C.G. Cranfield,1 T. Berry,1 S.A. Holt,2 K.R. Hossain,1,2 A.P. Le Brun,2 S.M. Valenzuela,1 H. Coster3 and B. Cornell,4 1Molecular Biosciences Team, School of Life Science, University of Technology Sydney, PO Box 123, Ultimo, NSW 2007, Australia, 2Australian Nuclear Science and Technology Organisation, Locked Bag 2001, Kirrawee DC, NSW 2232, Australia, 3School of Chemical and Biomolecular Engineering, University of Sydney, NSW 2006, Australia and 4SDx Tethered Membranes Pty Ltd, 30-32 Barcoo St, Roseville, NSW 2069, Australia.

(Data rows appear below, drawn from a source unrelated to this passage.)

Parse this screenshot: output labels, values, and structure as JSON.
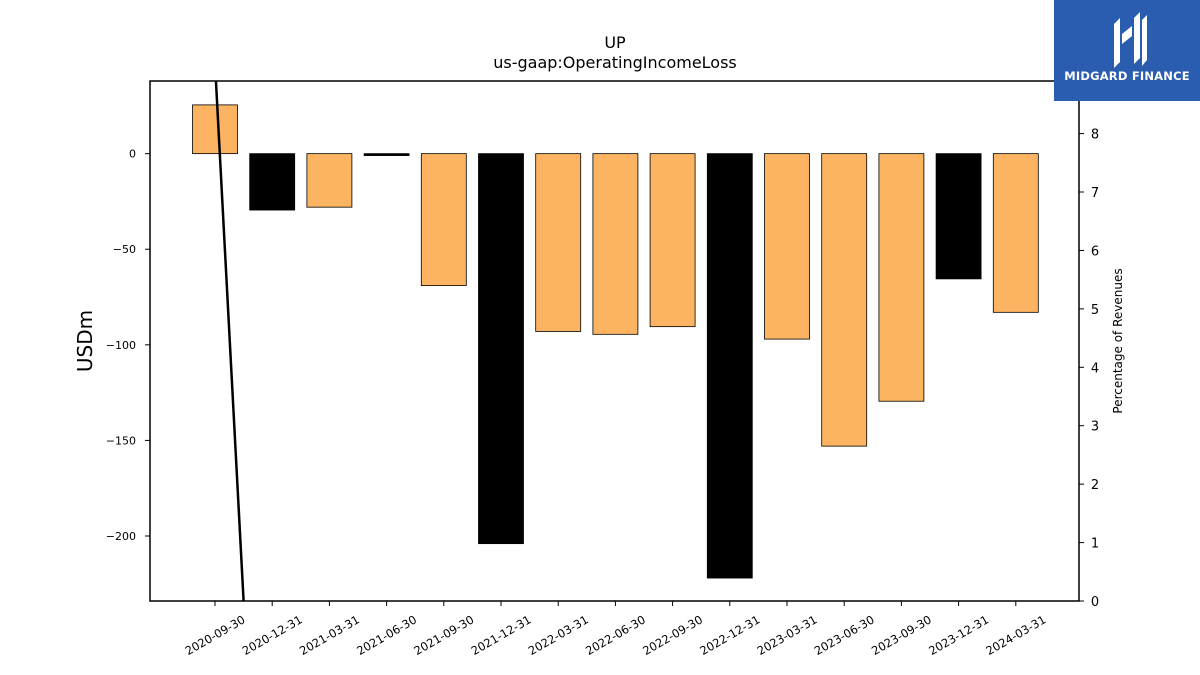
{
  "chart_data": {
    "type": "bar",
    "title": "UP",
    "subtitle": "us-gaap:OperatingIncomeLoss",
    "ylabel": "USDm",
    "y2label": "Percentage of Revenues",
    "categories": [
      "2020-09-30",
      "2020-12-31",
      "2021-03-31",
      "2021-06-30",
      "2021-09-30",
      "2021-12-31",
      "2022-03-31",
      "2022-06-30",
      "2022-09-30",
      "2022-12-31",
      "2023-03-31",
      "2023-06-30",
      "2023-09-30",
      "2023-12-31",
      "2024-03-31"
    ],
    "values": [
      25.5,
      -29.5,
      -28,
      -1,
      -69,
      -204,
      -93,
      -94.5,
      -90.5,
      -222,
      -97,
      -153,
      -129.5,
      -65.5,
      -83
    ],
    "bar_colors": [
      "#fdb462",
      "#000000",
      "#fdb462",
      "#000000",
      "#fdb462",
      "#000000",
      "#fdb462",
      "#fdb462",
      "#fdb462",
      "#000000",
      "#fdb462",
      "#fdb462",
      "#fdb462",
      "#000000",
      "#fdb462"
    ],
    "ylim": [
      -234,
      38
    ],
    "yticks": [
      0,
      -50,
      -100,
      -150,
      -200
    ],
    "y2lim": [
      0,
      8.9
    ],
    "y2ticks": [
      0,
      1,
      2,
      3,
      4,
      5,
      6,
      7,
      8
    ],
    "line": {
      "x": [
        0,
        0.5
      ],
      "y2": [
        9.2,
        0
      ]
    },
    "grid": false,
    "legend": "none"
  },
  "logo": {
    "text": "MIDGARD FINANCE"
  }
}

We report that increasing the H3O+ concentration when lowering the pH reduces the intrinsic ionic conduction through phospholipid bilayers (Fig 1A), which is counter to what might be expected from increasing the H3O+ concentration. We attribute the conduction decrease to a decrease of the molecular area per lipid. These effects are seen at H3O+ concentrations in the range nM to μM despite these being very low concentrations compared to that of a typical bathing electrolyte solution of 135mM. The reason for the potency of the H3O+ ion is the high electric field gradients generated by the small size of the ion. These high field gradients make it a significant factor in determining the integrity of lipid bilayers. To describe these effects we use the critical packing parameter (CPP) = v/(a0l) (Israelachvili, Marcelja & Horn, 1980). Here v is the molecular volume, a0 is the molecular area at the oil/water interface and l is the length of the hydrocarbon chain wthin the assembled organisation. For planar geometries CPP = 1. For micellar geometries CPP=1/3. We present a model in which the pH dependent reduction in molecular area reduces a0 favouring a slight increase in CPP causing membrane lipids to migrate from highly curved defects (toroidal pores) already present in the membrane (Fig 1B), reducing the pore diameter. To support this model, we provide evidence of the effects of the hydronium ion on lipid geometry using neutron reflectometry (Fig 1C). In addition these geometrical constraints are likley to influence the lipid composition of membranes in organisms that have evolved in environments of widely differing pH. Those that evolve in highly acidic volcanic vents are predicted to possess shorter chain lipids than those that evolved in highly alkaline salt lakes, explaining these observed differences in nature (de Rosa et al., 1983: Mykytczuk et al., 2010). The impact of the H3O+ ion concentration on the hydrogen bonding within the polar groups of lipid membranes provides an explanation for the actions of some non-pore forming antimicrobial peptides on lipid bilayers.

de Rosa M, Gambacorta A, Nicolaus, Grant W.D. (1983) Microbiology 129: 2333-2337.

Israelachvili JN, Marcelja S, Horn RG. (1980) Q Rev Biophys 13: 121-200.

Mykytczuk NCS, Trevors JT, Ferroni GD, Leduc LG. (2010) Extremophiles 14: 427-441.